Réforme des retraites : premières analyses de la CFDT

Jeudi dernier, le Haut-Commissaire à la réforme des retraites a présenté ses préconisations. Après 18 mois de concertation, les grandes lignes du rapport portant la création d’un régime universel de retraites sont désormais connues. Elles doivent servir de base à l’élaboration de la loi programmée pour 2020.

L’idée d’une “réforme globale” est revendiquée de longue date par la CFDT. Et selon Laurent Berger, il y a là « un certain nombre d’avancées en faveur d’un système plus redistributif et plus lisible. Ce rapport est avant tout la preuve qu’il est possible de construire une réforme d’ampleur tout en confortant la répartition et la solidarité ». Un temps évoqué par le Gouvernement, l’idée d’instaurer d’économies sur les retraites dans le cadre du budget 2020, a pour l’heure été écartée par le gouvernement, la CFDT en ayant fait une ligne rouge. Mais cet abandon devra être confirmé à la rentrée.

Le dispositif doit entrer en vigueur en 2025 pour les personnes nées à partir du 1er janvier 1963.

Un système universel

Les mêmes règles s’appliqueront donc à tous les actifs (salariés du privé, fonctionnaires, indépendants…) avec un montant de pension calculé sur l’ensemble de la carrière et non plus sur les 25 meilleures années pour les salariés ou les 6 derniers mois pour les agents.

Une indexation sur les salaires

Les droits acquis seront indexés sur les salaires et non plus sur l’inflation, comme c’est le cas aujourd’hui.

Une fois à la retraite, les pensions resteront elles, indexées sur l’inflation. La CFDT souhaitait que l’indexation des pensions prenne elle aussi les salaires pour référence.

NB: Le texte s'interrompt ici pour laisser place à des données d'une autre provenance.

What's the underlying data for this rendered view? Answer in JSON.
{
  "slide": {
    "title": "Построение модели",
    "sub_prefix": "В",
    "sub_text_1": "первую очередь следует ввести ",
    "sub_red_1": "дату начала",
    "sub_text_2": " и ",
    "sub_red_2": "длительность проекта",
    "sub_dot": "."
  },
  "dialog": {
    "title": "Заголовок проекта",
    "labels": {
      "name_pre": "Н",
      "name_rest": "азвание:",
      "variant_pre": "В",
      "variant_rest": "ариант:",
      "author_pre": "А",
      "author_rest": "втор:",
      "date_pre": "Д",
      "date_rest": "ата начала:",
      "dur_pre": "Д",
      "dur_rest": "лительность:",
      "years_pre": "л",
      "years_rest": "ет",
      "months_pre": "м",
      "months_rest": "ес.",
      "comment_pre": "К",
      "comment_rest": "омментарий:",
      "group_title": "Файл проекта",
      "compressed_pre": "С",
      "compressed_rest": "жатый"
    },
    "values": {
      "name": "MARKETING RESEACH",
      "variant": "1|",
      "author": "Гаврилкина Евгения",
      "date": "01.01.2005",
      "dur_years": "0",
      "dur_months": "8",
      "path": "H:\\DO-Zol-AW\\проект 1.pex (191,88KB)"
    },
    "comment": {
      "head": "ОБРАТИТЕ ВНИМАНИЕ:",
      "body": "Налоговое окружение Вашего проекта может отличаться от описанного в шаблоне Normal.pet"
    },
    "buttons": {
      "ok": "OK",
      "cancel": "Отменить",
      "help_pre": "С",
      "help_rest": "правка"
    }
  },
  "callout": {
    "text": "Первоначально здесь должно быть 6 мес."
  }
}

Une période de transition sur 15 ans

« Il va falloir rapidement préciser le processus de transition entre les deux systèmes, et de garantie des droits acquis. Les actifs ne doivent pas faire les frais de la réforme », précisent les négociateurs CFDT. L’hypothèse d’une période de 15 ans a été avancée, et fera l’objet des discussions avec l’exécutif.

Un âge d’équilibre

C’est le principal point de crispation pour la CFDT.

Si l’âge de départ légal reste fixé à 62 ans, le rapport préconise un “âge d’équilibre ”pour partir à la retraite fixé à 64 ans dès 2025. En somme, un nouvel âge de départ « à taux plein » uniforme, assorti d’une décote pour ceux qui décideraient de partir avant, et d’une surcote pour ceux qui prolongeraient.

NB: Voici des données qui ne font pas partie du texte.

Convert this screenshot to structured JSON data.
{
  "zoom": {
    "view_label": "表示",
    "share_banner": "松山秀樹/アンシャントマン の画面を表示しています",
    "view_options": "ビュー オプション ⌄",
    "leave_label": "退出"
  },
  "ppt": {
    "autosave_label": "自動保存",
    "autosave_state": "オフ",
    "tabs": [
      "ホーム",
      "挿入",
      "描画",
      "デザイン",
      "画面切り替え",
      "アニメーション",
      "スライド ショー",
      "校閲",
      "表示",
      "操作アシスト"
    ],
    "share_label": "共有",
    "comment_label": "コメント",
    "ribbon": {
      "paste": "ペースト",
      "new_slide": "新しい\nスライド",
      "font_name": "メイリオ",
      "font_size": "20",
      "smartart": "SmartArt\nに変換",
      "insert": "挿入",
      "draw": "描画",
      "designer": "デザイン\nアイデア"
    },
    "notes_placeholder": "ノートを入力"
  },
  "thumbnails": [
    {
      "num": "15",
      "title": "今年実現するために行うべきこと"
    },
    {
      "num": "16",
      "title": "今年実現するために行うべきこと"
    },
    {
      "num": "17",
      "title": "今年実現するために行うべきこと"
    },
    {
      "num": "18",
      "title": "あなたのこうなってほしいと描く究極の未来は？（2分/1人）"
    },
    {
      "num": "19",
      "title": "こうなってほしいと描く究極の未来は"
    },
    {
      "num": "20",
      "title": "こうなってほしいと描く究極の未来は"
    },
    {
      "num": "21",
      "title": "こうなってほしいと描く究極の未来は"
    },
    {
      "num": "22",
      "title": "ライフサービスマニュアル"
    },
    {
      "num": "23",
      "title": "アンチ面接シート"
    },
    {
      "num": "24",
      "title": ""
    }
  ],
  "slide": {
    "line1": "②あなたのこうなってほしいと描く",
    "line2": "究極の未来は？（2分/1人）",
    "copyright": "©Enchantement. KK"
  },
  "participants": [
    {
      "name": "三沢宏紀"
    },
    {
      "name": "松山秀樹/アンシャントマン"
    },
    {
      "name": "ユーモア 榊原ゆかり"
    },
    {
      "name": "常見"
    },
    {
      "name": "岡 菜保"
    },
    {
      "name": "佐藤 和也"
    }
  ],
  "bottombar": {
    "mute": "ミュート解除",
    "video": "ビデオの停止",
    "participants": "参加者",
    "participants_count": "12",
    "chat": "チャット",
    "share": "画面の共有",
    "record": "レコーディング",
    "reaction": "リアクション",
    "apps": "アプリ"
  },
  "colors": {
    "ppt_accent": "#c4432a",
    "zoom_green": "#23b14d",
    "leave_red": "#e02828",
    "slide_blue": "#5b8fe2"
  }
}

« Créer un âge pivot unique est injuste et injustifié. Si l’on rentre dans un système universel qui donne plus de lisibilité à chacun, l’âge de départ doit être adapté à la réalité de carrière de chacun et évoluer en fonction des situations individuelles » a réagi Laurent Berger, le secrétaire général de la CFDT.

Les carrières longues maintenues

A noter toutefois qu’à la demande de la CFDT, le dispositif de carrières longues qui permet de partir plus tôt sera maintenu, sans application de décote-surcote pour les actifs concernés.

Une prise en compte de la pénibilité encore insuffisante

Dans la nouvelle phase de concertation qui s’ouvre, il s’agira aussi de pousser deux revendications phares. D’abord,« une prise en compte complète de la pénibilité des métiers avec une application d’un dispositif commun et amélioré pour les agents comme pour les salariés. La simple extension du compte professionnel de prévention (C2P) ne saurait suffire, il doit être repensé pour ne pas conduire à des injustices sociales ».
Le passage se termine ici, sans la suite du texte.